Sunday, September 16, 2012

These are the voyages ...

I've been hit by one of those bugs.

Not the sneezy kind ... Nah. It's the anticipation of something new and fun.

This time around, it's a game called Faster Than Light. I first became aware of this one through PC Gamer magazine (one of the few articles I read in that issue) who ran the reader through a typical encounter, one of many your ship will have in the game.

The game came out on Friday and I've been enjoying it tremendously since. The basic premise is that your ship has been entrusted with data that needs to get to Federation HQ, across numerous sections of friendly and unfriendly space. But you can't take forever because chasing you is the Rebel fleet, on their way to finish off the Federation.

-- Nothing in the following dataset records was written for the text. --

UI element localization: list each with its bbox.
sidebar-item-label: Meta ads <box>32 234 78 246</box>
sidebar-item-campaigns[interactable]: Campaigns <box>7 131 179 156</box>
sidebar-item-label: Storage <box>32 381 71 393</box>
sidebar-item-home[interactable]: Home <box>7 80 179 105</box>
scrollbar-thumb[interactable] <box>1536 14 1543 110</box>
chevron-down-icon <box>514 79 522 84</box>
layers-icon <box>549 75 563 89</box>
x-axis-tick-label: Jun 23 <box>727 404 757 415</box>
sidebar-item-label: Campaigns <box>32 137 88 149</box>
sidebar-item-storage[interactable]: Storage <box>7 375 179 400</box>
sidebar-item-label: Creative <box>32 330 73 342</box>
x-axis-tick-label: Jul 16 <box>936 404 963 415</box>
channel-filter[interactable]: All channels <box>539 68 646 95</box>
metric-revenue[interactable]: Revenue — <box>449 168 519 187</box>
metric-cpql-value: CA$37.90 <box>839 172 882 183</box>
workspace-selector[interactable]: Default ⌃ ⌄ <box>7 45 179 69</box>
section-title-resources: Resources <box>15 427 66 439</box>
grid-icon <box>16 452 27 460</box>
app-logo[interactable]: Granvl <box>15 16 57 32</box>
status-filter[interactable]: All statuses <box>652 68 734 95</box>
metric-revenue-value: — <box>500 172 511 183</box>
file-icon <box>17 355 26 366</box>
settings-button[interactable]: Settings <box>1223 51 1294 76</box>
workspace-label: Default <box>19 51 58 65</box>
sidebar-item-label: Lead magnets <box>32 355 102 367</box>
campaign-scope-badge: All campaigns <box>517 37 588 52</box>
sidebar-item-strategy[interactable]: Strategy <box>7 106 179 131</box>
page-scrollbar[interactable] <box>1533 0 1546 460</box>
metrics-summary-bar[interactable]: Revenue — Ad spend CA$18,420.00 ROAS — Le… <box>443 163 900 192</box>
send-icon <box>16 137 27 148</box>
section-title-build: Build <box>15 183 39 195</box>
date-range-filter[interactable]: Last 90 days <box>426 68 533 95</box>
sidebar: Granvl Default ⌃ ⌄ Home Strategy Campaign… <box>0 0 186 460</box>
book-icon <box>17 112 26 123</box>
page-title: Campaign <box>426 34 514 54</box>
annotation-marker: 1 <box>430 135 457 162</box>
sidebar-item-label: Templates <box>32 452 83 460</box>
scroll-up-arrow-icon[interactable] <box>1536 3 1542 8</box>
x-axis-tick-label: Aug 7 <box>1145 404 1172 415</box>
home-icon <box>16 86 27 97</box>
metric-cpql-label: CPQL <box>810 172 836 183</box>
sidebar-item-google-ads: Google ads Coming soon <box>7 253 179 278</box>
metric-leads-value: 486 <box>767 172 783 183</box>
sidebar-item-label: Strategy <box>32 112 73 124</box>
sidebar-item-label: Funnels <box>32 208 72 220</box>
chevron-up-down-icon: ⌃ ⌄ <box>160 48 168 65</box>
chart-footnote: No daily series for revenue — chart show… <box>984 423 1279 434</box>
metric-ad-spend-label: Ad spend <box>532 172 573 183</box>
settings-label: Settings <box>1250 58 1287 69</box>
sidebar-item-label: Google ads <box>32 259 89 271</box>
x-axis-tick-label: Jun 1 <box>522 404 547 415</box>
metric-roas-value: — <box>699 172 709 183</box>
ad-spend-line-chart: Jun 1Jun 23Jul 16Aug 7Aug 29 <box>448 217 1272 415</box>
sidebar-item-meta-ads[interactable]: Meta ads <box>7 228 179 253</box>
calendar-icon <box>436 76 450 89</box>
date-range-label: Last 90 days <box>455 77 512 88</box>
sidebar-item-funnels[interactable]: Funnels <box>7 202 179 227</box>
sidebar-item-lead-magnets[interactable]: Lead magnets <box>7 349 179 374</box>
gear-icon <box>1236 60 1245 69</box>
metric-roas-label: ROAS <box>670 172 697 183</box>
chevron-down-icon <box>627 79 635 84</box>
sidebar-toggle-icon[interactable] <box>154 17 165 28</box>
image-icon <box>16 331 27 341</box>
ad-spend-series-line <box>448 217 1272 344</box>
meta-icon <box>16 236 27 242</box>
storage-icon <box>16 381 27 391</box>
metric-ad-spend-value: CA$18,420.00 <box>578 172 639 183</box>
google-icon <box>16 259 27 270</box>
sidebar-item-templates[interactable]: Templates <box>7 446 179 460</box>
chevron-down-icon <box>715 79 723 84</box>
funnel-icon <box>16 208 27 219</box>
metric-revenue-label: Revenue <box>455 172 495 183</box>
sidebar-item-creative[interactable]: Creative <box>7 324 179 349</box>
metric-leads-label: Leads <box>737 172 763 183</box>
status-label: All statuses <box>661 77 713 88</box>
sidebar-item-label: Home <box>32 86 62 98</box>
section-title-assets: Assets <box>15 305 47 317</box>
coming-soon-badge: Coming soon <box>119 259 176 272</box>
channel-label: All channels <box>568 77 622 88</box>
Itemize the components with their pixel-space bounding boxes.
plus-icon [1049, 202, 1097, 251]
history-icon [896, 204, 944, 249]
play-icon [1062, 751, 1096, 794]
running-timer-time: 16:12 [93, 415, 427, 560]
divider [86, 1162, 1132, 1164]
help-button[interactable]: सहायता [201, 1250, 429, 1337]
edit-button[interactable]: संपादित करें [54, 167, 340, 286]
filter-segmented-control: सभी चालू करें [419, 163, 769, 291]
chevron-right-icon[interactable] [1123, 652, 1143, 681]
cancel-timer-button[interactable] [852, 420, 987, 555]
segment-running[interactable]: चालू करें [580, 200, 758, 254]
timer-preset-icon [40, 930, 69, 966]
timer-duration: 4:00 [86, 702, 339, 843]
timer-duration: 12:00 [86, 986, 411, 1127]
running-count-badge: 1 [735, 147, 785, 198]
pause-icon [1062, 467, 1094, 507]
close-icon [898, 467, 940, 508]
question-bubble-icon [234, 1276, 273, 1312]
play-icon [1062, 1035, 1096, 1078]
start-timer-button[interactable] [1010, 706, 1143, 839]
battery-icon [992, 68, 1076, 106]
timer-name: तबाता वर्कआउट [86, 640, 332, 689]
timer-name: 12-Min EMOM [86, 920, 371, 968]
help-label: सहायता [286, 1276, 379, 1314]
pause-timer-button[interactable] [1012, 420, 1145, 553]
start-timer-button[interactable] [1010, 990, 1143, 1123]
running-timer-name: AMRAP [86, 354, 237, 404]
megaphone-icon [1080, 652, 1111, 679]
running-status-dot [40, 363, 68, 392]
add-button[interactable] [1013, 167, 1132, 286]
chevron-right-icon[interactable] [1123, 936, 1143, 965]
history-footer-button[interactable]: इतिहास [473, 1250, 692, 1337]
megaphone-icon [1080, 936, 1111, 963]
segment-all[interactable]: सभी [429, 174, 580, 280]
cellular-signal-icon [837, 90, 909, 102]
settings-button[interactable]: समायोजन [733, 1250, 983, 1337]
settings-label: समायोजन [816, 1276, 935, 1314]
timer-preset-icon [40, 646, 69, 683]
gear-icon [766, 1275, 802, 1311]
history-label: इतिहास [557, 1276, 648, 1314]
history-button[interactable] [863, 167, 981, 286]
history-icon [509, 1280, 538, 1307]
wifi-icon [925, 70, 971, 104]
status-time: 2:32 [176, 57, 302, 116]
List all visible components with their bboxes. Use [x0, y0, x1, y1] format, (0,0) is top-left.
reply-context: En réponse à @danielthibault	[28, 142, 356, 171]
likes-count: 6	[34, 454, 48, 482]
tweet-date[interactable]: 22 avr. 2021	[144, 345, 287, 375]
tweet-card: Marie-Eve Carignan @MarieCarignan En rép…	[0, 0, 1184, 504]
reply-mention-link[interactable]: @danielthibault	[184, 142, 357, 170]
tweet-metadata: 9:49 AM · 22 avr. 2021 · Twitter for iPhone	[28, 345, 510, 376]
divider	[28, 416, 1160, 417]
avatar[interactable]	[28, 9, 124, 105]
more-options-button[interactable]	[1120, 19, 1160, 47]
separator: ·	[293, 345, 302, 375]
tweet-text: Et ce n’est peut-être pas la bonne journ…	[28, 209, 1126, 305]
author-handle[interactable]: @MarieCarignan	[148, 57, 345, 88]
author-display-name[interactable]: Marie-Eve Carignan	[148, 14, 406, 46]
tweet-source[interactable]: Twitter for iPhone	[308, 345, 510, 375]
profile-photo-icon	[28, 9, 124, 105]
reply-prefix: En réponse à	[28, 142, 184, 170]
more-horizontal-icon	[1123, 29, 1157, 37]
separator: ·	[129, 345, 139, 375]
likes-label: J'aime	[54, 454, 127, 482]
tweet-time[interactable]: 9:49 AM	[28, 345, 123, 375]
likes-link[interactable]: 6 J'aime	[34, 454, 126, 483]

To that end, you're given a Kestrel class light cruiser and 3 crew to handle Weapons, Shields, Piloting and repairs. The ships also have Life Support, Doors, Sensors, Teleporters, Engines and Drones. Each system can be targeted independently by weapons or even your crew. The basic game play set up allows for huge depth in how you tackle the encounters. I've not seen anything like it for quite some time, although I suspect Battlecruiser 3000 may have tried to pull it off.

(And I'm now going to do all sorts of curse removing Stuff to make up for invoking the name of the worst piece of vapourware to ever approach PCs).

It's deep, yet it's very simple to play. You can go the conventional approach of Superior Firepower, you can use drones, you can go Borg and send over away parties (very difficult) or you can burn the other ship from the inside. That last one is surprisingly effective - set fires on the enemy and the fires do as much damage as weapon fire can do.

But yeah - FTL. It's awesome and if you have an interest in space games, it's an essential.

Back to the real world - I'm currently watching the 3rd in a series of programmes called Moon Machines that was shown again as part of a Neil Armstrong tribute weekend. So far, the episodes have covered the Saturn V rocket and the Command Module. This one's about the navigation computer.

It's very important to note that the Lunar programme was from back in the infancy of the computer age. Computers were in use in World War 2 to do code breaking but this was still the very early days. Miniaturisation hadn't happened yet. Computers were huge, taking up whole rooms or buildings to do what we did on PCs 20 years ago. And yet a computer was needed to fit into a spacecraft to make it capable of getting to the moon and safely back again.

That's a tough ask, especially as the "how" had never been done before. It's very easy to clone software or modify process to tweak it to do what you want. But to generate whole new techniques and make them efficient ? That's a far bigger challenge.

Moon Machines ? Worth a watch ? Definitely. But also watch the Tom Hanks team do their dramatisation of From The Earth To The Moon. I need to watch that again soon too, it's in the queue after Toy Story 1 and 2 ahead of Toy Story 3 in the recorded stuff queue.

Back to "gaming" again ...

I'm seriously considering having a look at the Kerbal Space Program. It's showing how computer technology and software has advanced since the Apollo program by moving it from the Real Space domain into a Virtual Space domain inside the computer.

What is it ? It's a toolkit that lets you build rockets and send them to places within the Kerbal system. It's what I mentioned up top about a devilishly complex system hidden underneath simple ways of operating it. It's tough to put that in brief words here, better just to point you towards :

Flight of the Munitar

The link will take you to a KSP forum thread with further links to Youtube videos showing a flight to the Mun and back. For a techie/wannabe astronaut (old dreams!) like me, it's fascinating. It's showing orbital mechanics at work. Objects don't go in a straight line in space, they're acted upon by gravity. You need to be going at a decent speed to "cheat" gravity enough to stay in orbit. You're effectively falling at the same rate as you're going round.

The Munitar flight shows a launch, Mun transition and return and it's fascinating to see those orbital mechanics playing out on screen. It's showing a modern computer doing with ease what was a huge struggle a little over 50 years ago.

And I'm getting more tempted to try it out :-) But first, I see another voyage of the HMS Sleepy coming on, crewed by Snow Queen on shields, The Boss in the pilot's seat and Ms Warpath on weapons.
(Names I've used so far have been from gaming, time for a few new ones!)